A recent review, published in the Journal of Sport and Health Science, found that obesity and inactivity can reduce the function of the immune system, but participating in a healthy lifestyle can help improve immune system surveillance activity (when immune cells are in the bloodstream for infection) and can even reduce death rates from respiratory diseases.

So how can you make exercise work for you, and how much do you need? The review found that 30 to 60 minutes of brisk walking almost daily (at least 5km per hour) can improve your body's defense against germs.

Exercise improves the surveillance activity of the immune system. This is because every time we exercise, the activity increases the white blood cell exchange important between peripheral tissues, which help with the body's immune response, and circulation (blood and lymphatic vessels). This increases the activity of immune cells in the bloodstream looking for viruses.

Although it's hard to say without a lot of current data specific to COVID-19, when people adopt a healthier lifestyle, especially those who were previously sedentary, it can help improve their chances of recovery from upper respiratory tract infections.

How much physical exercise should you do?

On the other hand, overtraining can decrease the function of your immune system. Training too much, without adequate rest, leads to chronic fatigue, decreased performance, and mood swings can lower immune function, increasing the chances of respiratory infections.

And while overtraining looks different for everyone, you shouldn't push yourself too hard during training without adequate rest and recovery, as this can lead to chronic fatigue, decreased performance, and mood disorders, which lower immune function.

As for increasing the incorporation of more difficult workouts?

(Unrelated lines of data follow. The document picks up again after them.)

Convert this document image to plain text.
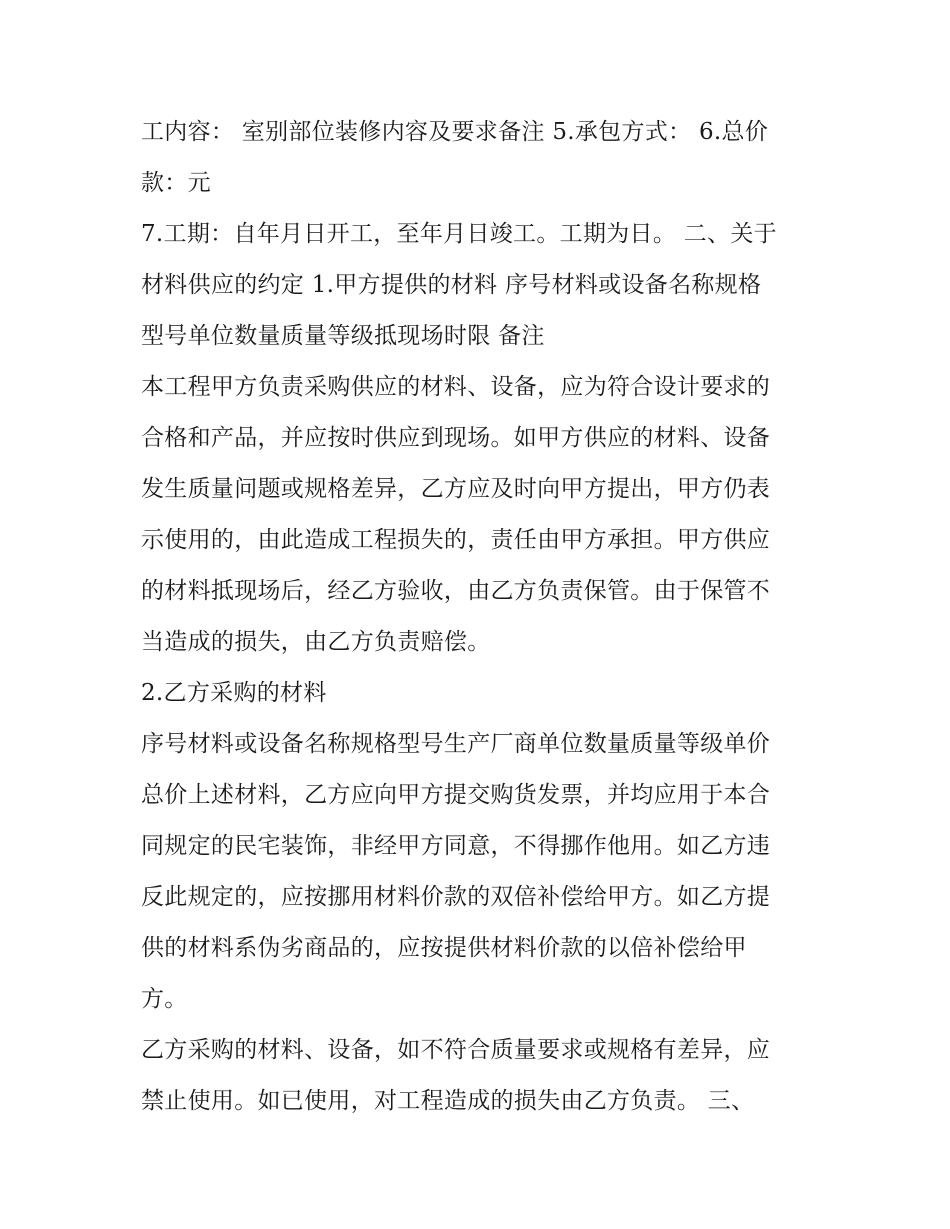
工内容： 室别部位装修内容及要求备注 5.承包方式： 6.总价
款：元
7.工期：自年月日开工，至年月日竣工。工期为日。 二、关于
材料供应的约定 1.甲方提供的材料 序号材料或设备名称规格
型号单位数量质量等级抵现场时限 备注
本工程甲方负责采购供应的材料、设备，应为符合设计要求的
合格和产品，并应按时供应到现场。如甲方供应的材料、设备
发生质量问题或规格差异，乙方应及时向甲方提出，甲方仍表
示使用的，由此造成工程损失的，责任由甲方承担。甲方供应
的材料抵现场后，经乙方验收，由乙方负责保管。由于保管不
当造成的损失，由乙方负责赔偿。
2.乙方采购的材料
序号材料或设备名称规格型号生产厂商单位数量质量等级单价
总价上述材料，乙方应向甲方提交购货发票，并均应用于本合
同规定的民宅装饰，非经甲方同意，不得挪作他用。如乙方违
反此规定的，应按挪用材料价款的双倍补偿给甲方。如乙方提
供的材料系伪劣商品的，应按提供材料价款的以倍补偿给甲
方。
乙方采购的材料、设备，如不符合质量要求或规格有差异，应
禁止使用。如已使用，对工程造成的损失由乙方负责。 三、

You have to be careful not to push too hard. The authors recommend maintain physical training at normal levels until this pandemic is under control.

Bottom line: if you're already an avid athlete, keep it up, but remember that everything is multifactorial. Physical activity is just one important factor that helps the immune system do its job better. Other factors include a high intake of flavonoids from berries and other fruits, low mental stress, regular sleep, and a nutrient-dense diet. And if you haven't been active before, making healthy changes to your diet and exercise routines will be beneficial to your health, just be sure to consult with a doctor.